Your cross trainer workout could be the solution to burning more calories in the gym. If you want to upgrade your gym workout, keep reading!

We always have the best intentions when we sign up to the gym. It can be hard to stick to home workouts but sometimes, when you step into the gym, the row of treadmills, exercise bikes, cross trainers and rowing machines can be a bit intimidating.

Here at F&W, we think it’s time we mastered the machines and now it is time to upgrade your cross trainer workout.

Boost your cross trainer workout:

cross-trainer

1. Go feet first:

As a beginner, focus on using the foot pedals. Place your feet on the footplates and keep them in position throughout – don’t allow them to move around or you may lose your balance. Allow the heel to rise on each stride for a comfortable, natural movement. When you’re used to the rhythm and feel more confident, you can progress to using the dynamic handles to give your upper body a workout.

2. Use it to warm up:

The cross trainer is the ideal warm-up machine because it works both your upper and lower body. If you’re using it before moving onto weights, for example, try five minutes at a moderate intensity, or until you feel thoroughly warmed up.

3. Mix up your cross trainer workout:

Combining different speeds and resistance will make your workout more interesting and challenging.
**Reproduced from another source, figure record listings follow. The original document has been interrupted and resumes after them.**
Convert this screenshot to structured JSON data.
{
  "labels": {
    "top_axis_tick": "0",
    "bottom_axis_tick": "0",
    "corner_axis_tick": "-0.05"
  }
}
Or use interval training principles to really rev things up – work as hard as you can for 30 seconds, then slow down for the next minute before speeding up again. Repeat three times, or until you’re tired.

4. Try it backwards!

Once you’ve mastered going forwards, use the cross trainer to go backwards, too – this engages the muscles in your thighs and hips, working out a different part of your body.

5. Lead with your arms:

Try putting the majority of the effort into working with your arms, pushing hard and letting your legs take a supporting role. This will also work your chest, back and shoulders.

F&W top tip – Always wear a good sports bra. Although it doesn’t have the same impact as running, the cross trainer involves a lot of up and down movements and you’ll be thankful for the support.